Beneath the tree canopy
Soil near the trunks of trees is often dry and very shady. In these situations, you have a choice of many perennials that will enhance the look of these areas. For a tree surrounded by paving material, for example, reserve space around the trunk and fill it with perennials. You might even want the leaf colour of the perennial to complement that of the tree. What about combining a perennial with yellow-green foliage (Origanum vulgare ‘Thumble’s Variety’) beneath a Cigar tree (Catalpa bignonioides ‘Aurea’) with leaves of the same colour? Good plants for locations beneath a tree canopy include Lady’s mantle (Alchemilla), Crane’s bill (Geranium cantabrigiense ‘Cambridge’) and Comfrey (Symphytum grandiflorum). If the soil is dry but not bone dry, Bistort (Persicaria bistorta ‘Superba’) would be a good choice. Evergreen perennials for these conditions include Barrenwort (Epimedium x perralchicum ‘Frohnleiten’), Crane’s bill (Geranium macrorrhizum), Bergenia, Lilyturf (Liriope muscari), Greater periwinkle (Vinca major) and Japanese spurge (Pachysandra terminalis). Flower bulbs also make a beautiful addition.
Did you know that…
- …covering the area beneath the canopy of a street tree with densely planted perennials is safer than using grass or shrubs? After all, mowing the grass can damage the tree’s trunk, and hoeing around shrubs can damage its roots.

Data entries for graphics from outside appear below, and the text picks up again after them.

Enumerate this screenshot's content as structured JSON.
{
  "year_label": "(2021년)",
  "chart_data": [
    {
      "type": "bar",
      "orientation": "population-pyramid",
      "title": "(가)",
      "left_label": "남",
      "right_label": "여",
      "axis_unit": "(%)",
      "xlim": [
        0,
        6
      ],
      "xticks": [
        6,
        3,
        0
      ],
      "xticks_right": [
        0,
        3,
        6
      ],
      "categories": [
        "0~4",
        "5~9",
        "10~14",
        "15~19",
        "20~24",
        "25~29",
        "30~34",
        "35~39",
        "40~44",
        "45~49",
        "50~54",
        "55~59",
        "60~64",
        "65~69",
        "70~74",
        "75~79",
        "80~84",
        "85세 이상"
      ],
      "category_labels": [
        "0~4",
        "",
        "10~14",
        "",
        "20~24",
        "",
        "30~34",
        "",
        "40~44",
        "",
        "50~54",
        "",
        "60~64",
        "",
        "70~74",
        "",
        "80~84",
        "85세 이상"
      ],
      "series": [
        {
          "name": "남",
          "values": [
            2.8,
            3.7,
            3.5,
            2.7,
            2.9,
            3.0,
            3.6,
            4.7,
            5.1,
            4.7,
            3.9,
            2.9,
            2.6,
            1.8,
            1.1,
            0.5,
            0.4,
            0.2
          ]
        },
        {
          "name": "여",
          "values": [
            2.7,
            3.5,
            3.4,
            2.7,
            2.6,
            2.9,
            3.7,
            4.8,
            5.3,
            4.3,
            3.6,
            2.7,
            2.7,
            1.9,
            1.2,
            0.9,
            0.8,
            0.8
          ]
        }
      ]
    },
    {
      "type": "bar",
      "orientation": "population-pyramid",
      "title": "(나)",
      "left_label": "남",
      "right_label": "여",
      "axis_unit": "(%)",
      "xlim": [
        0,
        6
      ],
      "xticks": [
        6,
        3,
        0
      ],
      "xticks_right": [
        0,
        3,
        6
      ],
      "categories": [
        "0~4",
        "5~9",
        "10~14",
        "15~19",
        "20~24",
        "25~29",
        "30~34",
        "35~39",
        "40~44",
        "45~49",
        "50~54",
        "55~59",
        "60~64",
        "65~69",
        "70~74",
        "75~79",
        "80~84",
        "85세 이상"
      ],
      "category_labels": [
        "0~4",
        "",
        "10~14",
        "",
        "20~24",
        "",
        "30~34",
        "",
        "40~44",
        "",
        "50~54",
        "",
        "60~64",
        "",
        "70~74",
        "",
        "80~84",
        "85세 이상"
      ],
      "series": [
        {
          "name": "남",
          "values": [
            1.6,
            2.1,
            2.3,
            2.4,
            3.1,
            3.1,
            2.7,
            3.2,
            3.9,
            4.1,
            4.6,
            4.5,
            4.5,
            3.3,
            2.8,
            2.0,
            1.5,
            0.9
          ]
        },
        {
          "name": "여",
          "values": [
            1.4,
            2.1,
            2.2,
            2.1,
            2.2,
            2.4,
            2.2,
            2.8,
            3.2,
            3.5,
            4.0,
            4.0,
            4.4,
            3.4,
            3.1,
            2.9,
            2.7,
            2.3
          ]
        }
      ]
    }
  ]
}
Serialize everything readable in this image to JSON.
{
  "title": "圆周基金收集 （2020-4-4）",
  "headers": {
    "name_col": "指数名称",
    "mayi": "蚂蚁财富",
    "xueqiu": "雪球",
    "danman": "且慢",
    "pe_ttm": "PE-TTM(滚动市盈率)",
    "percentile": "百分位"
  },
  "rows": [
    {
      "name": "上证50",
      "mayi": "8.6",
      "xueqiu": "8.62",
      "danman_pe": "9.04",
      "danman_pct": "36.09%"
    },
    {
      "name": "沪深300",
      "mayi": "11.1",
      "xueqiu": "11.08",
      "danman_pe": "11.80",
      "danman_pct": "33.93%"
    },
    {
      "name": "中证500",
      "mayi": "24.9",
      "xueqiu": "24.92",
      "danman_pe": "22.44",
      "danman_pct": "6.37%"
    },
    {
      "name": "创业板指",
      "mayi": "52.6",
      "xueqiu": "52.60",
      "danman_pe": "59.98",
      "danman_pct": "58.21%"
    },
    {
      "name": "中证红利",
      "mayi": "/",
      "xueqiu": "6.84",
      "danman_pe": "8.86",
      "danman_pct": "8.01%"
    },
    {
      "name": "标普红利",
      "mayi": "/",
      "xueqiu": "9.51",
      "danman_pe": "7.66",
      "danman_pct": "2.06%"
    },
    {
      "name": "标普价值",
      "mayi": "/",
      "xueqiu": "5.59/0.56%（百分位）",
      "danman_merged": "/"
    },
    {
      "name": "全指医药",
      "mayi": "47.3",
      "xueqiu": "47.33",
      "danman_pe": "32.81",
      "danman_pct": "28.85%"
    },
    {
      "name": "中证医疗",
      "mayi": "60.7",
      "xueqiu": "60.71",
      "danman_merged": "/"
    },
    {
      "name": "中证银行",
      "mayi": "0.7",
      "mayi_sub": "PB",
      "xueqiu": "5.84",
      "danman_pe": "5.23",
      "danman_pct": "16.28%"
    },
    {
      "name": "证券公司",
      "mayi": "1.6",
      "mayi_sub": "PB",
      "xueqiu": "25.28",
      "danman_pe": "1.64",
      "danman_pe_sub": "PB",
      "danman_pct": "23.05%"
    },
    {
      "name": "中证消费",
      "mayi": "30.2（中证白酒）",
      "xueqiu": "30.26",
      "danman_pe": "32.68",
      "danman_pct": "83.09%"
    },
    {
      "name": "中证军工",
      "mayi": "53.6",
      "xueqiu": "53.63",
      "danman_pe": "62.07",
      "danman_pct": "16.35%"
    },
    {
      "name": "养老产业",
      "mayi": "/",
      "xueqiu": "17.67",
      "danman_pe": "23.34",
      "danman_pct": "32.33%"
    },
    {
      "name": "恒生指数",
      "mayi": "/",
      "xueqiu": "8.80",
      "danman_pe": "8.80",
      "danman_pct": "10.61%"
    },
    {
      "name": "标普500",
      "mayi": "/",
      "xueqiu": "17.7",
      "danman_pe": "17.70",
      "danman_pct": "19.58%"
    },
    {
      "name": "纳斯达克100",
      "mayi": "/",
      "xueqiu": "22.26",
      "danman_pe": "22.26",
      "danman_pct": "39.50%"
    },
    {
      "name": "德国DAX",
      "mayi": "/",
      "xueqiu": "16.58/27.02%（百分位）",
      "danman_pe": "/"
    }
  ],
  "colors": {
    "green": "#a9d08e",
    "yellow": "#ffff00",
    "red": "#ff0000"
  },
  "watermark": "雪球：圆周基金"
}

- ….essentially nothing – including perennials – will grow under some trees like beech and wingnut?
The largest component of soil in a dry garden is sand. Unlike clay, sand is made up of larger particles with gaps between them so water will drain through and the soil will dry out quickly. To create an attractive planting here, choosing the right perennials is essential. Mediterranean plants actually prefer a sunny spot with dry soil over normal garden soil. Good examples are Yellow camomile (Anthemis tinctoria), Red valerian (Centranthus ruber), Catnip (Nepeta), Globe thistle (Echinops), Baby’s breath (Gypsophila) and Yucca. Some plants are even suitable for spots that are both dry and shady. Examples are the wintergreen Turkish wood spurge (Euphorbia amygdaloides ssp. robbiae), Italian arum (Arum italicum), Bergenia, Spotted deadnettle (Lamium maculatum), Crane’s bill (Geranium macrorrhizum) and Barrenwort (Epimedium x perralchicum ‘Frohnleiten’).
Planting and maintenance
Autumn is an excellent time of year to plant perennials in dry soil. September in particular is when perennials exhibit their strongest growth. This time of cool temperatures and usually substantial rainfall will benefit root development for a better chance of survival. For vigorous growth, it is advisable to provide fertiliser every year. Just after planting a young tree is a good time to plant perennials around its trunk. This way, the tree and the perennials can mature together. When planting perennials around an older tree, care must be taken not to damage the tree’s roots. For this reason, carefully loosen the soil around the tree and use vertically vining perennials such as Clematis (Clematis jouiana ‘Praecox’).